Nov. 9 (Bloomberg) -- German Chancellor Angela Merkel’s Cabinet backed tax cuts of 6.1 billion euros ($9.1 billion) in 2010, steps pledged before the Sept. 27 election to spur growth after the deepest economic recession since World War II.

The planned tax reductions need the approval of Germany’s 16 states, some of which have complained about revenue loss from the measures. Finance Minister Wolfgang Schaeuble said that he’s confident the tax cuts will be force from Jan. 1, he told ARD television yesterday.

The reductions, due to rise to a total 8.9 billion euros in 2012, come on top of about 10 billion euros in tax cuts approved in June by Merkel’s previous coalition of Christian Democrats and Social Democrats.

The 10 billion-euro package focuses on rebates for health and insurance payments. Below is a summary of the latest fiscal package agreed on by the Cabinet in Berlin, as outlined in an e- mail from the Finance Ministry:

-Children’s benefit: 20 euro increase per month per child for low and middle-income families. Tax-free allowance raised to 7,008 euros per annum per child from 6,024 euros.

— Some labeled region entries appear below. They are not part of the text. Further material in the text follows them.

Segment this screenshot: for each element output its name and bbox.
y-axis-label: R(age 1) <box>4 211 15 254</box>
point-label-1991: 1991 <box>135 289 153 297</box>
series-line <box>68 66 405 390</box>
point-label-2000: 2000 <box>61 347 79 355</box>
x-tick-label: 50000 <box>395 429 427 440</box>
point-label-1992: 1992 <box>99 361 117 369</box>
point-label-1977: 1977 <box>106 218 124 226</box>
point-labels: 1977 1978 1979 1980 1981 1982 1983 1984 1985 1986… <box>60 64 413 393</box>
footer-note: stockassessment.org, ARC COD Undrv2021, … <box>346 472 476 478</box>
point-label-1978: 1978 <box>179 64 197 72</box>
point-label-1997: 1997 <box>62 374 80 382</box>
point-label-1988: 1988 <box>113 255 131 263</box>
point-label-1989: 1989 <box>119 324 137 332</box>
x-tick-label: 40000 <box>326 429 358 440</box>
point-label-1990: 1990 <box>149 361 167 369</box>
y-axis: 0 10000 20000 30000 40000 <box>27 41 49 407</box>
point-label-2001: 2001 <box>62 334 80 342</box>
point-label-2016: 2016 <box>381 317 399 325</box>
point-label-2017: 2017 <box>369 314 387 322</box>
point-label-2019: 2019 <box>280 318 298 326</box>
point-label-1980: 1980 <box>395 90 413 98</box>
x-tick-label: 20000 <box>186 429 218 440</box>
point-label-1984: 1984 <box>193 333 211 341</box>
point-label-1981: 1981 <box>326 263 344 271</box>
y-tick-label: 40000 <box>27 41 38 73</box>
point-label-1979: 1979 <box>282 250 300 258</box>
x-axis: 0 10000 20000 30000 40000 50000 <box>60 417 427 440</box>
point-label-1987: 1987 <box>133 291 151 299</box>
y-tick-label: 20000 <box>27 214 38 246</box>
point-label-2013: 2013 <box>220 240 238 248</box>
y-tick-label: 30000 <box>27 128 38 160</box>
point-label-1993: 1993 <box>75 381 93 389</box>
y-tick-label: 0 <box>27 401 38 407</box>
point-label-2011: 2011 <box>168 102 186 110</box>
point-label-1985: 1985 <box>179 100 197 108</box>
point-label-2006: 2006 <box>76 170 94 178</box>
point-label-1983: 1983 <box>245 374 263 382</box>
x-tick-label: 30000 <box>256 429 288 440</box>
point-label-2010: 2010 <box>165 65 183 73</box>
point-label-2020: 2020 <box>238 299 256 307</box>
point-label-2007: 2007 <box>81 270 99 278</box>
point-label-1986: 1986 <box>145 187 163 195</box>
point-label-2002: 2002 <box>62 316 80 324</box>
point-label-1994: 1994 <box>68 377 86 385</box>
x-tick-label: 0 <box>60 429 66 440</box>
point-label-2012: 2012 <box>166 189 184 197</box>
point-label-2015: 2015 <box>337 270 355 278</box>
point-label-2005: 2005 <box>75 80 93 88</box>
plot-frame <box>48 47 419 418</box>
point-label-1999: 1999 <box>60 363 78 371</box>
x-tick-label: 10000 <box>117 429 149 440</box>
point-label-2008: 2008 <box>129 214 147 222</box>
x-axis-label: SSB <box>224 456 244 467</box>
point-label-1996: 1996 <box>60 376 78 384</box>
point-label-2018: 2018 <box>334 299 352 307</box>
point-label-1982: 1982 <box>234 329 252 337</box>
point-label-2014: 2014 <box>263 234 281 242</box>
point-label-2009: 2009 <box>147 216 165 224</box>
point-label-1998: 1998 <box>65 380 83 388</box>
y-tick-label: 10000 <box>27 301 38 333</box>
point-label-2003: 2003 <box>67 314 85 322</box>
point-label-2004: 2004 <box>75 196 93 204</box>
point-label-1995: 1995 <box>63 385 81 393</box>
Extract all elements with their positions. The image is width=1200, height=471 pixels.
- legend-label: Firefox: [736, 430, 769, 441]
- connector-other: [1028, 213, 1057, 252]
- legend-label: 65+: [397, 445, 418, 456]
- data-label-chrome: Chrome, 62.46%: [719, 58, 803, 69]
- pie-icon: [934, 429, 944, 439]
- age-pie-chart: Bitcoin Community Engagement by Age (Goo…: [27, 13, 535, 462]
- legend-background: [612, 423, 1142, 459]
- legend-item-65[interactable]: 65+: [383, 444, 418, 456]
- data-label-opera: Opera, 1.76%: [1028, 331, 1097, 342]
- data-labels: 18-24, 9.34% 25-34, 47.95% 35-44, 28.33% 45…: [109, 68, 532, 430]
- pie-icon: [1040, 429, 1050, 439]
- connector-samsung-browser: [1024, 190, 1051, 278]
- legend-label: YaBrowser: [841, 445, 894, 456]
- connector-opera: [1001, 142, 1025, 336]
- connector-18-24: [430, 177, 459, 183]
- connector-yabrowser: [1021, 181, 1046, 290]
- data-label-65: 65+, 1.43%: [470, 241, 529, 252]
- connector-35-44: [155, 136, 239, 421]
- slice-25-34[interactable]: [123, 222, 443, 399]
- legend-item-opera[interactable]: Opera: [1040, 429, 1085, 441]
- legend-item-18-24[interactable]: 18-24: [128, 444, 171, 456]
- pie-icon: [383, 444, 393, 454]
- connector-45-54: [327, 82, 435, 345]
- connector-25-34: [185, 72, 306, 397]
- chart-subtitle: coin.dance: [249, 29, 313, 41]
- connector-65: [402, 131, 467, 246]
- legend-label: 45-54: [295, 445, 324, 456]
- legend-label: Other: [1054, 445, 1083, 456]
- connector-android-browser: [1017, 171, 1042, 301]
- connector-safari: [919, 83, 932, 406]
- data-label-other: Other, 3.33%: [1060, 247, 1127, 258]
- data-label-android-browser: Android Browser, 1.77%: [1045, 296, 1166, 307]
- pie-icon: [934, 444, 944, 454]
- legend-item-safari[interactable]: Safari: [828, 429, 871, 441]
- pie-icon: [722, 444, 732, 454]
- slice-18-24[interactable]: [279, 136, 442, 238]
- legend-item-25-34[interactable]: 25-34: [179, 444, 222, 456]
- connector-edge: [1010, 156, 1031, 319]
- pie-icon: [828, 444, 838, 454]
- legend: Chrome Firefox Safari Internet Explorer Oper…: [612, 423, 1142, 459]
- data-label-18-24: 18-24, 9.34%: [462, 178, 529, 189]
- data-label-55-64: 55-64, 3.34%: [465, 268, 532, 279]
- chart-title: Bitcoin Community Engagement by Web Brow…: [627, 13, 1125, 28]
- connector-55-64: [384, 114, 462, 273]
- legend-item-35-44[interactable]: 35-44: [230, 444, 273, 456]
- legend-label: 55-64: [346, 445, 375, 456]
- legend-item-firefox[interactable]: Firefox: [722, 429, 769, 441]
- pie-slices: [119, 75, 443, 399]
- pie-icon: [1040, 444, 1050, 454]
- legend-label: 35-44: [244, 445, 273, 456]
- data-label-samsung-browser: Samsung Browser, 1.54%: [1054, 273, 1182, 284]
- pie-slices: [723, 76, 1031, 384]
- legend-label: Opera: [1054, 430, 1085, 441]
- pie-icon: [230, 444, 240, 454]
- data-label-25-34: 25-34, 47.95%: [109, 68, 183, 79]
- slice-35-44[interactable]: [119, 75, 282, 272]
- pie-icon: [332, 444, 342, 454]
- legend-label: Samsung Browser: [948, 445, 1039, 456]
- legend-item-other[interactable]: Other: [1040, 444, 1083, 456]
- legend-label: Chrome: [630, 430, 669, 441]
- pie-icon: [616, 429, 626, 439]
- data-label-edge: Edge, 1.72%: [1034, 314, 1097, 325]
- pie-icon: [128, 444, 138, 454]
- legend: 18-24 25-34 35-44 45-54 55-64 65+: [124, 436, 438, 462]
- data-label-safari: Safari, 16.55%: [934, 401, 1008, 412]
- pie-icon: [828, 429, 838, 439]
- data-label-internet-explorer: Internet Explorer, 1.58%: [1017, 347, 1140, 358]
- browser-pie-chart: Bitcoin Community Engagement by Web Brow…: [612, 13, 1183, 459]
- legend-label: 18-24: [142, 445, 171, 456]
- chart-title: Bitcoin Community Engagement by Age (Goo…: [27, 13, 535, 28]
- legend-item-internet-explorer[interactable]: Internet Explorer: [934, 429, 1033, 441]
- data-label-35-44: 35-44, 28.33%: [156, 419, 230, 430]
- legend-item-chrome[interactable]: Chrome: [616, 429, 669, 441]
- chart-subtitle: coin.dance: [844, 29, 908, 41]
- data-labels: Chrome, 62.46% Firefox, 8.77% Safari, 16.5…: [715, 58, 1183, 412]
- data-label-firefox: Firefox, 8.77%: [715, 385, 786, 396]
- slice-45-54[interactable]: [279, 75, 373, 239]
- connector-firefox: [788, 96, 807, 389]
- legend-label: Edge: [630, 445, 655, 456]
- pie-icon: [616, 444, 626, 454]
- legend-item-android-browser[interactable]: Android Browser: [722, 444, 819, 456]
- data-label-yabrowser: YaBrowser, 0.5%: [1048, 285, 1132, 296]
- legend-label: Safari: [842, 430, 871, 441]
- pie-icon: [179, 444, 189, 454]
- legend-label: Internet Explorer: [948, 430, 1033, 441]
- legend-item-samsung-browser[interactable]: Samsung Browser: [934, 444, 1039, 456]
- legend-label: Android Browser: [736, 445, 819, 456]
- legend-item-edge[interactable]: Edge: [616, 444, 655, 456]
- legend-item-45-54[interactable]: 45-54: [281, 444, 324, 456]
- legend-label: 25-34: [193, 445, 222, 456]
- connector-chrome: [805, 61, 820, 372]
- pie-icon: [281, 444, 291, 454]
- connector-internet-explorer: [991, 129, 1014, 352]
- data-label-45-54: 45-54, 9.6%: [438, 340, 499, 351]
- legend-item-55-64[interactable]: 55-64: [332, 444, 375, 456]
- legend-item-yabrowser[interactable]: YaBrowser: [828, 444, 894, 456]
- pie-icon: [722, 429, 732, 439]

-Expanding reductions in value-added tax to 7 percent from 19 percent to more services and goods offered by the hotel and gastronomy industry, such as overnight costs.

-Inheritance tax: amendment of law from Jan. 1 to ease inheritance-tax rates for smaller companies. The amendment reduces the number of years heirs need to maintain company staff levels to qualify for tax relief to 5 years from 7 years.

-Company tax: incorporated and private companies can claim more tax relief on losses and on interest payable on loans.

-Bio-diesel: plans to reduce subsidies for farmers who cultivate bio-diesel have been scrapped.